The 36-Item Short Form Health Survey (SF-36) questionnaire is used to measure the health perceptions of military personnel (22). The 36 items of the SF-36 self-administered questionnaire, taking approximately 5 minutes to fill out, measure overall health on eight multi-item scales. These scales cover functional status, well-being, and comprehensive health assessment. This questionnaire was widely used in previous studies on military personnel (23). The Iranian-translated version of the SF-36 questionnaire is used in the current study, which has good validity (24). Individual Work Performance Questionnaire 1.0 is applied to measure work-related factors. This questionnaire’s conceptual framework consists of three basic measurements of the performance scale, including task and contextual and counterproductive work behaviors. This dimension represents the full range of individual work performance and has been shown to have acceptable validity and reliability. This study also includes a single-item question from the Work Ability Index questionnaires. Subjects’ current workability is rated based on a scale of 0 - 10, considering 0 as the worst and 10 as the best and a single-item question will be used about job satisfaction on a scale of 0 - 10 (25).

3.9. Statistical Analyses

The data will be statistically analyzed utilizing IBM SPSS software (version 20) for Windows (SPSS Inc. Chicago, IL, USA). Descriptive data, including mean and standard deviation, are presented for each variable, and the Shapiro-Wilk test is used for analyzing the statistical distribution and variance homogeneity. Using analysis of covariance, the change score from the baseline to follow-up will be the outcome measures (dependent variables). The independent variables are the groups (control vs. intervention). The analyses are controlled for the baseline value of the outcomes. In the case of significant baseline differences between the groups for the descriptive variables, they will be included as control variables in a sensitivity analysis. The effect size is calculated in partial eta-squared (η2). Effect sizes are considered small (0.01), medium (0.09), and large (0.14), and the alpha level was considered 0.05 (26).

4. Discussion

The present study aims to assess the effectiveness of suspension training in performance, lower extremity frontal plane kinematics, and quality of life in the Iranian Navy personnel through a randomized controlled trial study. Traditionally, the military focus has been on aerobic endurance exercises, such as long-running training, because it was accessible to prescribe this kind of exercise when training large numbers of soldiers during physical training. However, these protocols cannot meet all demands of military personnel. Moreover, this kind of exercise increases the risk of injury in this population, especially if accompanied by poor neuromuscular control and uncontrolled movements (4). It has been assumed that suspension training can train all components of physical fitness, including flexibility, cardiovascular fitness, power, muscular strength, and endurance. However, the effectiveness of suspension training has not been investigated in this population. In addition, due to the changing locations of military personnel, feasible and easy-accessible training methods that can be performed anywhere are needed. In contrast to heavyweights, suspension training can be performed using body weight and manipulating lever arm principles of resistance.

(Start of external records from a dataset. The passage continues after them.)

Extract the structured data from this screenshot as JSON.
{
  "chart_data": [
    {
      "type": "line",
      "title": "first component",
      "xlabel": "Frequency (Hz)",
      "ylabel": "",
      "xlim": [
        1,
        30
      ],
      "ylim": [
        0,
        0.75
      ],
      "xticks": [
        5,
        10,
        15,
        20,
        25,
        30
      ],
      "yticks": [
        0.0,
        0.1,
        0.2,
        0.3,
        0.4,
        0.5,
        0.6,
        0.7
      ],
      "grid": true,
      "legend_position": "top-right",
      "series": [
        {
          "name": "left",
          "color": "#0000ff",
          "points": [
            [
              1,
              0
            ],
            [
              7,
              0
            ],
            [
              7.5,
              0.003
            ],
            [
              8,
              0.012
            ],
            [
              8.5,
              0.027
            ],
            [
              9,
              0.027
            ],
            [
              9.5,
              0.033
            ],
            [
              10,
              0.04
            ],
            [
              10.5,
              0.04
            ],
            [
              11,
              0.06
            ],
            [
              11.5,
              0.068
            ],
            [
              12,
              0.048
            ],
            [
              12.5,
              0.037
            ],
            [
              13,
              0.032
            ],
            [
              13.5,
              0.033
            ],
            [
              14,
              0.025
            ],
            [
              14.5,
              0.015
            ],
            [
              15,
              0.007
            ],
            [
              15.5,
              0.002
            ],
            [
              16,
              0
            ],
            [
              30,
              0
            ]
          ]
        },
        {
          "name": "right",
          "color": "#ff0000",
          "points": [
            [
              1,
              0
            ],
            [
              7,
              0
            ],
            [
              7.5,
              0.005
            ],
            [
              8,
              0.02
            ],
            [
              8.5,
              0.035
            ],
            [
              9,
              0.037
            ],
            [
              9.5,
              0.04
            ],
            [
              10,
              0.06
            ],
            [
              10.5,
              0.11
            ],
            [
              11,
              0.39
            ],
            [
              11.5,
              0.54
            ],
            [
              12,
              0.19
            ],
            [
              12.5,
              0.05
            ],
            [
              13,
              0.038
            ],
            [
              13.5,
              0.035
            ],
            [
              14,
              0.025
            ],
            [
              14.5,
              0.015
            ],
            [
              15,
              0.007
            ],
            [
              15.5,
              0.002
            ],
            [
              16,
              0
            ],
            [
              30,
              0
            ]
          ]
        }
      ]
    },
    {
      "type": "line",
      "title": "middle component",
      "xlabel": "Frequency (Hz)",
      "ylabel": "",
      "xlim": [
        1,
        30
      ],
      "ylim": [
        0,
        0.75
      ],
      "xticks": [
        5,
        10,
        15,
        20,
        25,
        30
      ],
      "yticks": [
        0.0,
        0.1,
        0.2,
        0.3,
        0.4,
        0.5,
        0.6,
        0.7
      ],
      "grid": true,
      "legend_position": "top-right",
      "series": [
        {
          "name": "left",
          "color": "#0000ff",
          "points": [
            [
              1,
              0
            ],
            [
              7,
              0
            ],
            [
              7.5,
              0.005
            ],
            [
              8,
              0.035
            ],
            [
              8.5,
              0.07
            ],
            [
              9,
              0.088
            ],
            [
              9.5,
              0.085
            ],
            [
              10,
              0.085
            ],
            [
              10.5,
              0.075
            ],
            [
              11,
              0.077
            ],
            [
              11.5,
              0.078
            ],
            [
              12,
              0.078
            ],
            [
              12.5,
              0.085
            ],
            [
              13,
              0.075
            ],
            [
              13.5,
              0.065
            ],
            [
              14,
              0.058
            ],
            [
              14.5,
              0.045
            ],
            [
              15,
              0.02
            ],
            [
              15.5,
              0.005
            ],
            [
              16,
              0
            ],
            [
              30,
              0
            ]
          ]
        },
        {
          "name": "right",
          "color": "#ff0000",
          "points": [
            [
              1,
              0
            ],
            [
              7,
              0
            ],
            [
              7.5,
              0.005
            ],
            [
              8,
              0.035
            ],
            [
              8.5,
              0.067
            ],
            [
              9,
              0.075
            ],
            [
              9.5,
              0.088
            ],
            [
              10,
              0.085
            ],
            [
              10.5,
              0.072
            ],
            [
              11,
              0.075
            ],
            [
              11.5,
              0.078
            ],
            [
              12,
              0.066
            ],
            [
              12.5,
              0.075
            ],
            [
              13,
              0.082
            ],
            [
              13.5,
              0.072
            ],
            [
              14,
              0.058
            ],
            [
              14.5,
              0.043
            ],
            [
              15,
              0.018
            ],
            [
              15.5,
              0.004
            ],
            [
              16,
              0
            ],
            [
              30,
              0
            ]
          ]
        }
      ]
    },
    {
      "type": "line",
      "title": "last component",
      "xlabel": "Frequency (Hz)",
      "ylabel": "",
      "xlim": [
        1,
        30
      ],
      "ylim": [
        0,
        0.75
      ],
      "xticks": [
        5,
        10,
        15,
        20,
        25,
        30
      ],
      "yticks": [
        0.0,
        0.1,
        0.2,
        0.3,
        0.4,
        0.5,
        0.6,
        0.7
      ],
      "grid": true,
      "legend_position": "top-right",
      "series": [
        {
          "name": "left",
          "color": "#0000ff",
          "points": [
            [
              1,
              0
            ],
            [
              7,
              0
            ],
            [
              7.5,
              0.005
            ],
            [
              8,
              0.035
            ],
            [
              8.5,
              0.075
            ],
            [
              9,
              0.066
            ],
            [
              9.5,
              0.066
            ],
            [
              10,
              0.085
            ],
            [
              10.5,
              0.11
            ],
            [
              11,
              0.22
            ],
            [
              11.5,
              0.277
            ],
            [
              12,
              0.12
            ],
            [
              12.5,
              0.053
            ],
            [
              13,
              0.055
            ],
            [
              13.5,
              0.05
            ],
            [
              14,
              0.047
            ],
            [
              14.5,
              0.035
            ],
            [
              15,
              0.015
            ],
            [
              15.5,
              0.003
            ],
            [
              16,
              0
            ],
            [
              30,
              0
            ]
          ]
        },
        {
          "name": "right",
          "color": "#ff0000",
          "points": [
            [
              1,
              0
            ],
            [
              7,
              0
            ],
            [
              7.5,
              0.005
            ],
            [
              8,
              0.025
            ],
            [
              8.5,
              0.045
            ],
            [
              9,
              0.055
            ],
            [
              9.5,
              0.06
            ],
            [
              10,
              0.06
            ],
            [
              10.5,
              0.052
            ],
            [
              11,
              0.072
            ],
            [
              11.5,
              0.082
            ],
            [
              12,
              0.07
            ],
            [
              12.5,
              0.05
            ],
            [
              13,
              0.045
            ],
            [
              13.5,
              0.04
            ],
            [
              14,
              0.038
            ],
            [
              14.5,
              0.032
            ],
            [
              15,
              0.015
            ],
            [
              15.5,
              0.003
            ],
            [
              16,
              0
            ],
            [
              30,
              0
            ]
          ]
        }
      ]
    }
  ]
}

Therefore, a randomized controlled trial will be conducted to investigate the effectiveness of suspension training in performance as the primary and lower extremity kinematics and quality of life as the secondary outcomes. If the current training protocol improves performance, lower extremity kinematics, and quality of life in military personnel, various experts and military coaches can use suspension training programs as new methods requiring a minimal facility to improve all supervised military personnel demands.

The present study have some limitations. One of the most important limitations is the recruitment of only male personnel within a specific age range. Therefore, the results of the present study might not be generalizable to all military personnel populations. Another limitation is a double-blind design which is impossible for this study.